Multi-Source and Policy Adherence produces the most informative failure analysis. The benchmark distinguishes two policy situations: policies consistent with the information source the agent would naturally use, labeled “No Updates to Answer,” and policies that restrict access to a source the agent needs, labeled “Policy Updates Answer.” The first situation has minimal performance impact. The second causes a clear drop across GPT-OSS-120B, Gemini-3-flash-preview, and Claude-Sonnet-4-5. Granite-4.0-h-Small-32B showed notably less degradation under restrictive policies.

Failures under restrictive policies divide between two patterns: the agent violates the constraint and uses the restricted tool, or the agent honors the constraint but fails to find sufficient information through permitted sources. Both patterns produce wrong answers, but they represent different underlying problems. One is a compliance failure; the other is a compensatory reasoning failure.

What VAKRA Adds to the Benchmarking Landscape

The Berkeley Function Calling Leaderboard tests whether models generate syntactically correct function calls with the right schema. GAIA stratifies tasks by the number of reasoning steps and tools required. ToolBench evaluates API discovery and chaining on real-world REST endpoints. Each of these measures something real, but none attributes failures to specific pipeline stages the way VAKRA does.

The closest analogue is ablation-style evaluation: fix everything upstream and measure what breaks downstream. VAKRA does not hold stages artificially correct; it runs the full execution trace and identifies the first real failure point. This is more computationally expensive but produces more useful signal for understanding where a model’s agent architecture is weak, and more importantly, which weakness is the binding constraint on overall performance.

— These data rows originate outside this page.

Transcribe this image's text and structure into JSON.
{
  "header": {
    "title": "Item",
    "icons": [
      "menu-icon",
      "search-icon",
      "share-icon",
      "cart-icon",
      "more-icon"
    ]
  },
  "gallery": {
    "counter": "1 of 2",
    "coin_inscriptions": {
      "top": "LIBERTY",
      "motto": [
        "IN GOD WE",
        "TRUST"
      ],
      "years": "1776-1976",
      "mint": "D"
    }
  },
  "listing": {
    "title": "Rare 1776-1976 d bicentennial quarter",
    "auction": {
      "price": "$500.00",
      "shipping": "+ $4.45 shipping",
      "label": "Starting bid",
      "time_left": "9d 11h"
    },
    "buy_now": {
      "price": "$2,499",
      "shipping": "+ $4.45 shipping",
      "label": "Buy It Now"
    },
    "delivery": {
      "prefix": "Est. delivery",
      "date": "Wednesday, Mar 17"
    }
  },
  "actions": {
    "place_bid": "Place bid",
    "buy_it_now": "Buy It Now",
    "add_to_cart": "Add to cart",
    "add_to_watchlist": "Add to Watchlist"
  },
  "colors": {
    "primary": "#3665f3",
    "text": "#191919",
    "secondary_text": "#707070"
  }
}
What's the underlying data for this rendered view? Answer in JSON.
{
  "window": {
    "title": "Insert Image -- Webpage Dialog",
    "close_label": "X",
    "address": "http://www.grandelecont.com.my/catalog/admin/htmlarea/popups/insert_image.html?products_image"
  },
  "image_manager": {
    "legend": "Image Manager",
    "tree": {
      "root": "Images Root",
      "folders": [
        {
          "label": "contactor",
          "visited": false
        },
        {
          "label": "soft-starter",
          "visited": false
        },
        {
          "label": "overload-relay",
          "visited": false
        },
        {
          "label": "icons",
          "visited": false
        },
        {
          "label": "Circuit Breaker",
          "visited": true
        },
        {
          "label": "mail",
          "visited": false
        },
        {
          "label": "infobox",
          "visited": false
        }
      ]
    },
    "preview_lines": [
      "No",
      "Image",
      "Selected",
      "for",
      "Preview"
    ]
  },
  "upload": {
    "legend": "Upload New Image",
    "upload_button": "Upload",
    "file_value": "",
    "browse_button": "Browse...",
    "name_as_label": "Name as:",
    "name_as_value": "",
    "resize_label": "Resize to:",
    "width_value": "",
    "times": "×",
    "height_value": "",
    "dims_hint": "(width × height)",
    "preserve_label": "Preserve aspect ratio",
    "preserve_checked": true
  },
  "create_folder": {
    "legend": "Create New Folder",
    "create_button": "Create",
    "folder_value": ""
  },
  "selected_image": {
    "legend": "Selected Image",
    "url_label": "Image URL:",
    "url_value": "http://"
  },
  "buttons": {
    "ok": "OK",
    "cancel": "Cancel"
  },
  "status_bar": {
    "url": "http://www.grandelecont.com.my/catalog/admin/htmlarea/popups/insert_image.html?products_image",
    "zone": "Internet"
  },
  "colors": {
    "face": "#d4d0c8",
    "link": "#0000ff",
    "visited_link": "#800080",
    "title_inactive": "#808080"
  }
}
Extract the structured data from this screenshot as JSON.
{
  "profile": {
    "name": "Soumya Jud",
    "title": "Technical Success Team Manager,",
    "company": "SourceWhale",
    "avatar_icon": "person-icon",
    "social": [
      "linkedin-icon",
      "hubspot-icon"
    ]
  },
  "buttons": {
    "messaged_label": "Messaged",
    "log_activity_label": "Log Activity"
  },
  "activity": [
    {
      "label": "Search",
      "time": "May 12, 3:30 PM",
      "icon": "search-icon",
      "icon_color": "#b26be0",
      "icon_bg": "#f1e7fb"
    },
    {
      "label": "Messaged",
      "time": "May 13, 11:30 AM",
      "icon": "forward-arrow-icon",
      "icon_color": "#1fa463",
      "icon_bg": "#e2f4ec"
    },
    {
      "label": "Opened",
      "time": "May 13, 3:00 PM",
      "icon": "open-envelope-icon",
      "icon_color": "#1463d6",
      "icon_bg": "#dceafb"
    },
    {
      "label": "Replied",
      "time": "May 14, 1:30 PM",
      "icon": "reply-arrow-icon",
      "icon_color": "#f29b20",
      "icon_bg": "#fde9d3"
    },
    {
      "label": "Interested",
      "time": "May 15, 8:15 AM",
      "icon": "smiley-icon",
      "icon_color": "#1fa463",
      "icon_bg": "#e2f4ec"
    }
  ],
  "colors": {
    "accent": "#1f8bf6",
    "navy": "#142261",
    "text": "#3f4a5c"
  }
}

For practitioners building enterprise agents, the Capability 4 results carry the most immediate relevance. Access policies in production deployments are frequently expressed as natural language in system prompts. If models do not treat those constraints as first-class reasoning inputs during tool routing, behavioral reliability is bounded by something that more tool-use training data will not directly address. Instruction-following on action constraints is a different problem from schema-correct function calling, and benchmarks that collapse the two will mask this gap.

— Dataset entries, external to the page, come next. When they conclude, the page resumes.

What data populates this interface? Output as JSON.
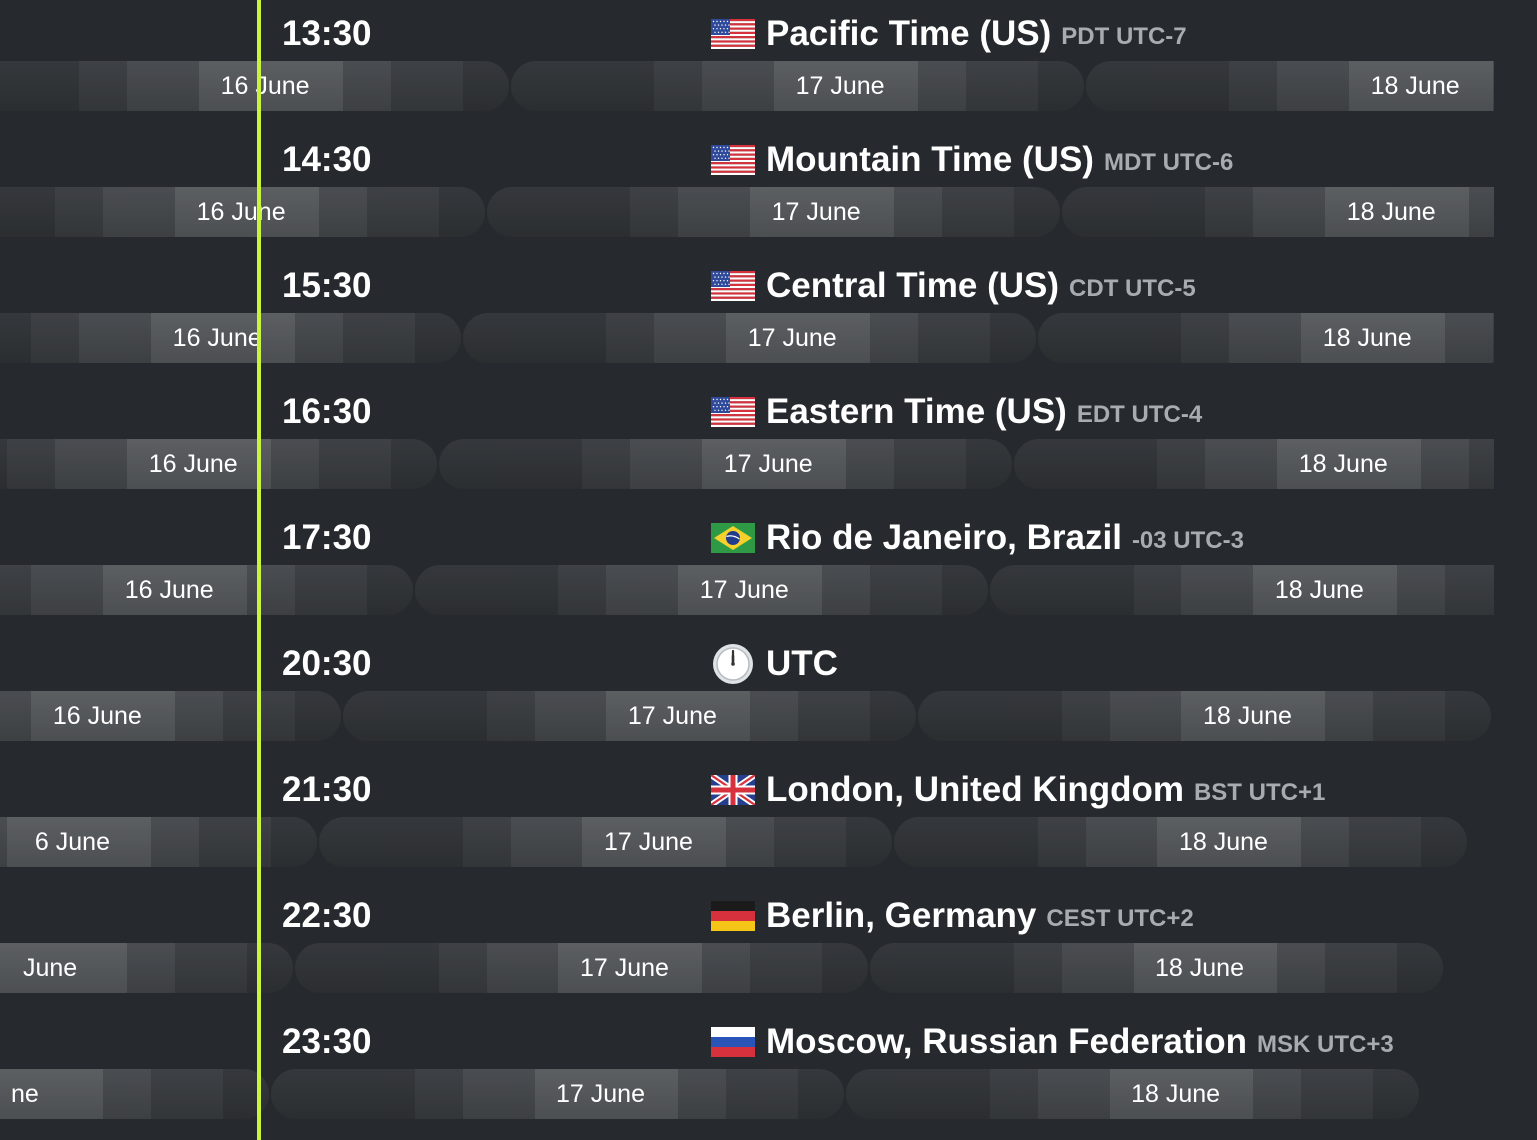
{
  "accent_color": "#c8f43c",
  "rows": [
    {
      "time": "13:30",
      "flag": "flag-us-icon",
      "name": "Pacific Time (US)",
      "abbr": "PDT UTC-7",
      "days": [
        "16 June",
        "17 June",
        "18 June"
      ]
    },
    {
      "time": "14:30",
      "flag": "flag-us-icon",
      "name": "Mountain Time (US)",
      "abbr": "MDT UTC-6",
      "days": [
        "16 June",
        "17 June",
        "18 June"
      ]
    },
    {
      "time": "15:30",
      "flag": "flag-us-icon",
      "name": "Central Time (US)",
      "abbr": "CDT UTC-5",
      "days": [
        "16 June",
        "17 June",
        "18 June"
      ]
    },
    {
      "time": "16:30",
      "flag": "flag-us-icon",
      "name": "Eastern Time (US)",
      "abbr": "EDT UTC-4",
      "days": [
        "16 June",
        "17 June",
        "18 June"
      ]
    },
    {
      "time": "17:30",
      "flag": "flag-brazil-icon",
      "name": "Rio de Janeiro, Brazil",
      "abbr": "-03 UTC-3",
      "days": [
        "16 June",
        "17 June",
        "18 June"
      ]
    },
    {
      "time": "20:30",
      "flag": "clock-icon",
      "name": "UTC",
      "abbr": "",
      "days": [
        "16 June",
        "17 June",
        "18 June"
      ]
    },
    {
      "time": "21:30",
      "flag": "flag-uk-icon",
      "name": "London, United Kingdom",
      "abbr": "BST UTC+1",
      "days": [
        "6 June",
        "17 June",
        "18 June"
      ]
    },
    {
      "time": "22:30",
      "flag": "flag-germany-icon",
      "name": "Berlin, Germany",
      "abbr": "CEST UTC+2",
      "days": [
        "June",
        "17 June",
        "18 June"
      ]
    },
    {
      "time": "23:30",
      "flag": "flag-russia-icon",
      "name": "Moscow, Russian Federation",
      "abbr": "MSK UTC+3",
      "days": [
        "ne",
        "17 June",
        "18 June"
      ]
    }
  ]
}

The VAKRA dataset, leaderboard, and GitHub repository are publicly available. The per-capability breakdown on the leaderboard is more diagnostic than the aggregate score: a model with a strong Capability 1 score and a weak Capability 4 score has a different engineering profile than one that is uniformly mid-tier across all four, and those profiles warrant different responses in how you build the agent system around it.